MCMC On Poisson Lognormal Model

Lecaillou · May 30, 2019, 7:13pm

Hi all,

I am trying to compute the posterior p(z|x) for this very simple model, and for some reason I do not understand what I am doing wrong (I am discovering this package). Generating data from this model seems to be working, MCMC sampling won’t work.

Here is my model:

def pyro_mdl(data):
#     with pyro.plate('data', len(data)):
    cell_type = pyro.sample('cell_type', dist.Categorical(dataset.probas))
    z = pyro.sample('z', pyro.distributions.MultivariateNormal(dataset.mus[cell_type], 
                                                               dataset.sigmas[cell_type]))
    exp_z = z.exp()
    x = pyro.sample('x', pyro.distributions.Poisson(rate=exp_z), obs=data)
    return x

The parameters have already been fitted (I am mostly interested in MCMC right now). When I try to perform MCMC using:

kernel = HMC(pyro_mdl, adapt_step_size=True, jit_compile=True, )
mcmc_run = MCMC(kernel, num_samples=500, warmup_steps=300).run(data=x)

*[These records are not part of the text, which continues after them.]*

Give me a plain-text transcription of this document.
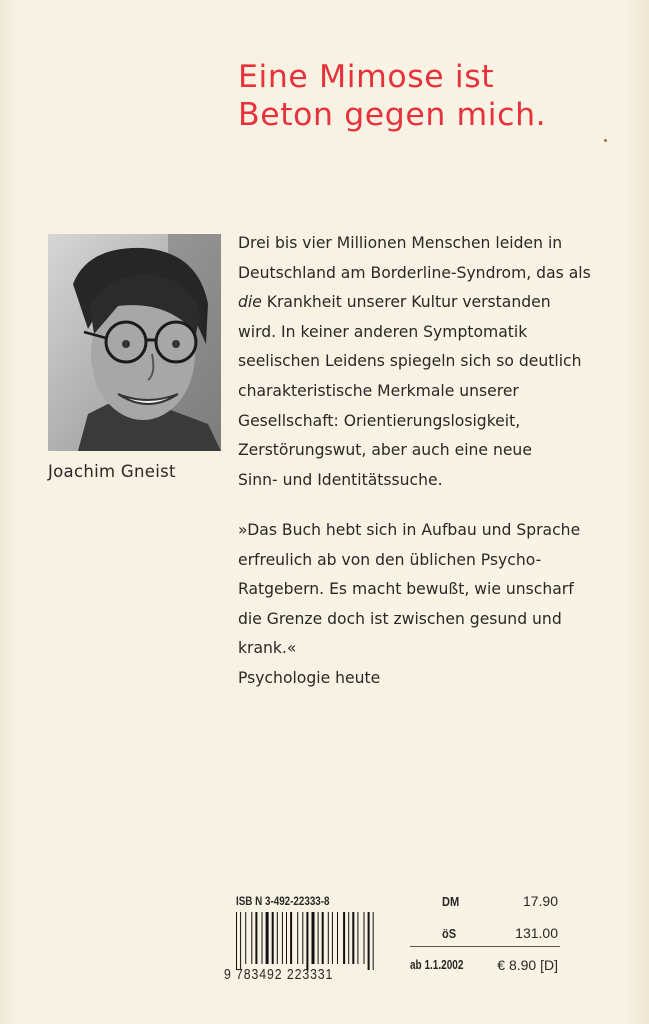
Eine Mimose ist
Beton gegen mich.
Joachim Gneist

Drei bis vier Millionen Menschen leiden in

Deutschland am Borderline-Syndrom, das als

die Krankheit unserer Kultur verstanden

wird. In keiner anderen Symptomatik

seelischen Leidens spiegeln sich so deutlich

charakteristische Merkmale unserer

Gesellschaft: Orientierungslosigkeit,

Zerstörungswut, aber auch eine neue

Sinn- und Identitätssuche.

»Das Buch hebt sich in Aufbau und Sprache

erfreulich ab von den üblichen Psycho-

Ratgebern. Es macht bewußt, wie unscharf

die Grenze doch ist zwischen gesund und

krank.«

Psychologie heute

ISB N 3-492-22333-8
9 783492 223331
DM	17.90
öS	131.00
ab 1.1.2002 € 8.90 [D]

I get the following error! “TypeError: only integer tensors of a single element can be converted to an index”

Do you have an idea what I have been doing wrong?

neerajprad · June 1, 2019, 1:52am

Could you paste the full stack trace? Also, note that HMC requires continuous parameters in the model, and will therefore try to integrate over all possible values in cell_type.

Lecaillou · July 5, 2019, 11:13pm

Hey @neerajprad

I am so sorry to dig up this thread. I think (or at least I thought) that everything worked fine with my MCMC protocol, but I am not so sure anymore. Let me show you:

# global parameters

# mus: tensor (n_components, n_latent) ==> constant
# sigmas: tensor (n_components, n_latent, n_latent)  ==> constant
# probas: tensor (n_components) ==> constant

def compute_rate(a_mat: torch.Tensor, b: torch.Tensor, z: torch.Tensor):
    n_latent = a_mat.shape[1]
    rate = (a_mat @ z.reshape(-1, n_latent, 1) + b.reshape(-1, 1)).squeeze()
    rate = torch.clamp(rate.exp(), max=1e5)
    return rate

@config_enumerate(default="sequential")
def pyro_mdl(data: torch.Tensor):
    n_batch = data.shape[0]    
    with pyro.plate("data", n_batch):
        cell_type = pyro.sample("cell_type", dist.Categorical(dataset.probas))
        print(cell_type)
        z = pyro.sample(
            "z",
            dist.MultivariateNormal(
                mus[cell_type], covariance_matrix=sigmas[cell_type]
            ),
        )
        rate = compute_rate(dataset.a_mat, dataset.b, z)
        pyro.sample("x", dist.Poisson(rate=rate).to_event(1), obs=data)

Here is associated trace, for n_batch=10, n_latent=3

 Trace Shapes:        
  Param Sites:        
 Sample Sites:        
     data dist    |   
         value 10 |   
      log_prob    |   
cell_type dist 10 |   
         value 10 |   
      log_prob 10 |   
        z dist 10 |  3
         value 10 |  3
      log_prob 10 |   
        x dist 10 | 50
         value 10 | 50
      log_prob 10 |

Based on that, I perform MCMC sampling using NUTS or HMC, displayed values of cell_type are always the same (after printing)! Isn’t this worrisome? I expect the categorical variable to take all possible values in the MCMC inference right?

Have you an idea what I did wrong?

Can I explicitly tell pyro that it should integrate over these values?

neerajprad · July 11, 2019, 8:23pm

A few points:

You shouldn’t have to annotate your model with @config_enumerate(default="sequential") for MCMC, default sites will be enumerated over in parallel, by default.
That’s the reason why you find cell_type to have the same value because it is basically enumerating over in parallel all possible values that Categorical could take (remember, config_enumerate has no effect) and aggregating over these to compute the potential energy.

You might find the tensor shapes tutorial handy if you would like to get into more details on tensor shapes with parallel enumeration.